Consumers highly value online banking—and those that prefer digital services use them a lot. But a recent report published by Bank Administration Institute and analytics leader SAS indicate that the industry isn’t keeping up with consumer preferences.
The report found that 40% of respondents use online banking at least five times a month. About 22% use mobile banking just as much. And though satisfaction varies by bank size, in general more than 40% of respondents feel neutral, dissatisfied, or extremely dissatisfied with mobile banking, and more than 20% feel the same about online banking.

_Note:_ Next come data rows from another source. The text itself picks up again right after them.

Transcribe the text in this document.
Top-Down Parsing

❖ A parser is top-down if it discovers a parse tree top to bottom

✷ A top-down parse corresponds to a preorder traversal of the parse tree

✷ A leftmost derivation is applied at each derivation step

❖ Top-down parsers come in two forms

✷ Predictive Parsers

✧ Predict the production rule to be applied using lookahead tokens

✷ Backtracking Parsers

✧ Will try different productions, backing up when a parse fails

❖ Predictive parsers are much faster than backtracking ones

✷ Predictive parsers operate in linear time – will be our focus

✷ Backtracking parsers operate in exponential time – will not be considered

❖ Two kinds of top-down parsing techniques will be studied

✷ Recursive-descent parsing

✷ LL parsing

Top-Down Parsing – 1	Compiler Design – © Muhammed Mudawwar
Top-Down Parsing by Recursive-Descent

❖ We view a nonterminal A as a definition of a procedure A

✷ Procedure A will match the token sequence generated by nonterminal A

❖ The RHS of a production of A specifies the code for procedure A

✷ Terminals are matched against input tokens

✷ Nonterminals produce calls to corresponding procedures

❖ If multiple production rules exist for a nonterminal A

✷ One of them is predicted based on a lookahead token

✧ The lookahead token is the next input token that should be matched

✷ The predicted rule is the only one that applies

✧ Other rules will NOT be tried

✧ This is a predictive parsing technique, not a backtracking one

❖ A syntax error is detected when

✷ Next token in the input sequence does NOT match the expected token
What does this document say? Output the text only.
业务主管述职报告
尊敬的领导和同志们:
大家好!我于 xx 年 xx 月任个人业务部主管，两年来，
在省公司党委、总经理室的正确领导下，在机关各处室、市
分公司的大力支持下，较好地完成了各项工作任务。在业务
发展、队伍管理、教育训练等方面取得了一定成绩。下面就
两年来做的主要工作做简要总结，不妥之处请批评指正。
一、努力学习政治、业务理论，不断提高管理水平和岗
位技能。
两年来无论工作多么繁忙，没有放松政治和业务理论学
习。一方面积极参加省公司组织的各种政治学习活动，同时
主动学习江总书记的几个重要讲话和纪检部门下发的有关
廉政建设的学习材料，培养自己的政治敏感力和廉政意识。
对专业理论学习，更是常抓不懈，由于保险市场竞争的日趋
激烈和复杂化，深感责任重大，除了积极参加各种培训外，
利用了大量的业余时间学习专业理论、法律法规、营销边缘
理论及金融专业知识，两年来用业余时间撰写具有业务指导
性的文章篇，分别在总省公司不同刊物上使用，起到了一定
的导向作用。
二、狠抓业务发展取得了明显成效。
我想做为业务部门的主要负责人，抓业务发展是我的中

Potential to capture millennial relationships
On the positive side, dissatisfaction means room to capture new market share, especially with millennials. These young adults are just selecting their primary banking relationships. And they’re especially partial to mobile, the report points out. By attracting millennials today, financial institutions can solidify relations with them as they approach the years when they’ll need more sophisticated financial services, the report authors say.
But the effort can’t stop with starting an account—millennials can be fickle. According to the survey, 38% of millennials ages 18-20, nearly half of ages 21-24, and 40% of ages 25-34 indicated they would switch to a new financial institution if it offered innovative products and services.
Even for those customers who prefer digital channels, personal service matters. Nearly half of customers ages 21-24 believe high-quality personal service is more important than financial expertise. Those numbers dip only slightly in subsequent age ranges.
Omnichannel’s importance underscored
Still, while many customers prefer digital, they are not using it exclusively. They may visit a branch once, pay bills on the website, and deposit checks via mobile. The personal relationship can’t get lost across channels, the report warns.
So, in the authors’ view, the financial institution that creates an ideal customer service experience in an omnichannel environment will win. In a best-case scenario, customers shouldn’t need to repeat their problem to a call center agent after attempting to resolve it themselves online. Instead, the agent sees what they have started online and can quickly clear up the issue.
“The only way to provide the services customers increasingly demand across all channels is by applying advanced analytics,” says David Wallace, global financial services marketing manager at SAS. “Analytics enables banks to combine data from wherever a customer interacts with them—online, in store, or mobile—to create a clearer picture of each customer. That view makes it more likely that they can keep current customers and attract new ones.”